Deadly street gang of the future Prototype: Menacing and multiethnic, 18th Street is the gang of the 21st century, a gang one expert calls "worse than a cancer."

Sun Journal

November 26, 1996|By LOS ANGELES TIMES

LOS ANGELES -- It is the biggest and deadliest street gang in Los Angeles, the gang capital of the United States.

With as many as 20,000 members in California alone, the gang called 18th Street dwarfs even the notorious Bloods and the Crips. A band of unruly outcasts when it formed in the 1960s, 18th Street is also an ominous prototype. Although primarily Latino, 18th Street has broken with gang tradition, opening its ranks to comers of all races from many working-class neighborhoods. Its primary recruitment targets: immigrant youngsters.

Wherever 18th Street surfaces, the quality of life suffers. On average, someone in Los Angeles County is assaulted or robbed by 18th Streeters every day. Since 1990, the gang has left a trail of more than 100 slayings.

Police say 18th Street -- with its tight ties to the Mexican Mafia prison gang -- has become so influential in drug circles that it deals directly with the Mexican and Colombian cartels. Eighteenth Street also has pioneered a disturbing trend in gangs: renting street corners -- sometimes in hourly shifts -- to nongang dope peddlers, who are forced to pay "taxes."

"We recognize them as one of the most violent street gangs and one of the most prolific in the United States," says George Rodriguez, who until his retirement this month oversaw investigations for the federal Bureau of Alcohol, Tobacco and Firearms.

"They're worse than a cancer. A cancer you can kill. These guys keep growing," says gang expert Gabriel Kovnator of the California Youth Authority, where 18th Streeters constitute the largest group of gang members in custody.

Although 18th Street's primary impact has been in Los Angeles County, transplanted 18th Streeters also have exported their criminal ways to other states and countries.

In Utah, officials say 18th Street has arrived with a vengeance. "Within the past two or three years, I've heard more and more gang cops telling me, '18th Street, 18th Street,' " says Sgt. Ron Stallworth, the state's top gang intelligence officer.

Eighteenth Street has become the largest and fastest-growing gang in Oregon. Its members have tried to assert control over the state prison drug trade. In El Salvador, church leaders have been working to broker a truce between 18th Street and its rivals. Authorities from Honduras, meanwhile, recently visited Los Angeles seeking advice from law enforcement on the gang.

There is no single 18th Street leader. Instead, the gang's central nervous system consists of older members -- "veteranos" -- who oversee a loose-knit network of cliques, whose members share an intense loyalty to the gang's values and ambitions. In clandestine meetings, the veteranos exchange guns, plot strategies, target enemies and share information on police.

Although 18th Street's structure has insulated it from racketeering prosecutions, authorities say it also has stopped the gang -- so far -- from becoming a traditional criminal syndicate.

On the street, the gang resembles a kind of children's army -- one of 18th Street's most striking signatures. While the veteranos remain in the shadows, youngsters are recruited to bolster the gang's numbers and carry out its criminal activity.

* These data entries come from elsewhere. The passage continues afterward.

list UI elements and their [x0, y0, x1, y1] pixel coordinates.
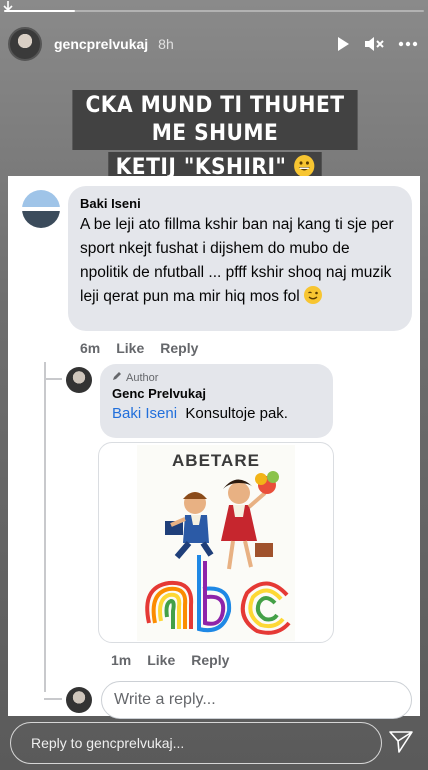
comment-actions: 6m Like Reply — [80, 340, 198, 356]
thread-line — [44, 362, 46, 692]
reply-author-avatar — [66, 367, 92, 393]
comment-text: A be leji ato fillma kshir ban naj kang … — [80, 216, 394, 305]
reply-text: Konsultoje pak. — [185, 405, 288, 422]
story-progress-bar — [4, 10, 424, 13]
story-caption: CKA MUND TI THUHET ME SHUME KETIJ "KSHIR… — [60, 90, 370, 184]
pencil-icon — [112, 371, 122, 384]
story-reply-input[interactable]: Reply to gencprelvukaj... — [10, 722, 382, 764]
story-controls — [336, 35, 418, 53]
play-icon[interactable] — [336, 36, 350, 52]
reply-mention: Baki Iseni — [112, 405, 178, 422]
reply-like-button[interactable]: Like — [147, 652, 175, 668]
grinning-emoji-icon — [294, 155, 315, 177]
avatar[interactable] — [8, 27, 42, 61]
commenter-avatar — [22, 190, 60, 228]
back-arrow-icon[interactable] — [2, 0, 16, 14]
abetare-book-cover: ABETARE — [137, 445, 295, 641]
comment-like-button[interactable]: Like — [116, 340, 144, 356]
reply-image-card: ABETARE — [98, 442, 334, 643]
comment-text-wrap: A be leji ato fillma kshir ban naj kang … — [80, 213, 400, 309]
reply-text-wrap: Baki Iseni Konsultoje pak. — [112, 405, 321, 422]
mute-icon[interactable] — [364, 35, 384, 53]
write-reply-row: Write a reply... — [66, 681, 412, 719]
thread-branch — [44, 378, 62, 380]
reply-bubble: Author Genc Prelvukaj Baki Iseni Konsult… — [100, 364, 333, 438]
story-header: gencprelvukaj 8h — [8, 26, 418, 62]
write-reply-input[interactable]: Write a reply... — [101, 681, 412, 719]
comment-reply-button[interactable]: Reply — [160, 340, 198, 356]
post-time: 8h — [158, 36, 174, 52]
send-icon[interactable] — [388, 730, 414, 759]
comment-author: Baki Iseni — [80, 196, 141, 211]
comment-bubble: Baki Iseni A be leji ato fillma kshir ba… — [68, 186, 412, 331]
comment-screenshot: Baki Iseni A be leji ato fillma kshir ba… — [8, 176, 420, 719]
reply-author: Genc Prelvukaj — [112, 386, 206, 401]
reply-actions: 1m Like Reply — [111, 652, 229, 668]
reply-reply-button[interactable]: Reply — [191, 652, 229, 668]
author-badge: Author — [112, 371, 321, 384]
username[interactable]: gencprelvukaj — [54, 36, 148, 52]
reply-time: 1m — [111, 652, 132, 668]
thread-branch-2 — [44, 698, 62, 700]
abetare-illustration — [145, 471, 291, 635]
caption-line-1: CKA MUND TI THUHET ME SHUME — [72, 90, 358, 150]
current-user-avatar — [66, 687, 92, 713]
more-options-icon[interactable] — [398, 41, 418, 47]
author-badge-label: Author — [126, 371, 159, 384]
comment-time: 6m — [80, 340, 101, 356]
winking-emoji-icon — [303, 286, 322, 304]
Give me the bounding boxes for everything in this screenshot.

Indoctrination starts early. Strutting into a recreation center, a knot of 18th Street teen-agers proudly shows off a 4-year-old known as "Baby Midget." At an age when most children are learning ABCs in preschool, this toddler with the shaved head, and others like him, are learning to flash the gang's "E" sign.

The gang is a quintessential Los Angeles phenomenon: sprawling, multiethnic, a product of the region's changing economics and demographics.

"It's the gang of the 21st century an anomaly that breaks all traditions of the ethnic gang," says Jose Lopez, a California State University at Long Beach Chicano studies professor who has researched 18th Street. The gang has opened its arms to blacks, Samoans, Middle Easterners and whites.

"Lucky," 17, is an American Indian, a product of the gang's equal opportunity recruiting.

In the small southeast Los Angeles County city of Cudahy, Lucky and a dozen 18th Streeters drop down into the concrete channel of the Los Angeles River. Hiding from passing patrol cars, they gather for Lucky's brutal initiation.

On hand are his mother -- an 18th Street associate known as "Sky" -- and his stepfather, "Diablo," a 20-year veteran of the gang.

As Sky asks who is going to be the timekeeper for the beating, which is supposed to last 18 seconds, a handful of gangsters begin yanking off their shirts. They are muscled, covered with 18th Street tattoos.

Four of them jump Lucky, slugging furiously. He spins, breaking free, and swings back with full force. They lunge at him, landing dozens of blows to his ribs, head and shoulders. Lucky goes down hard on the concrete, but battles back to his feet.

"That's my baby!" his mother cheers, as blood trickles down her son's face.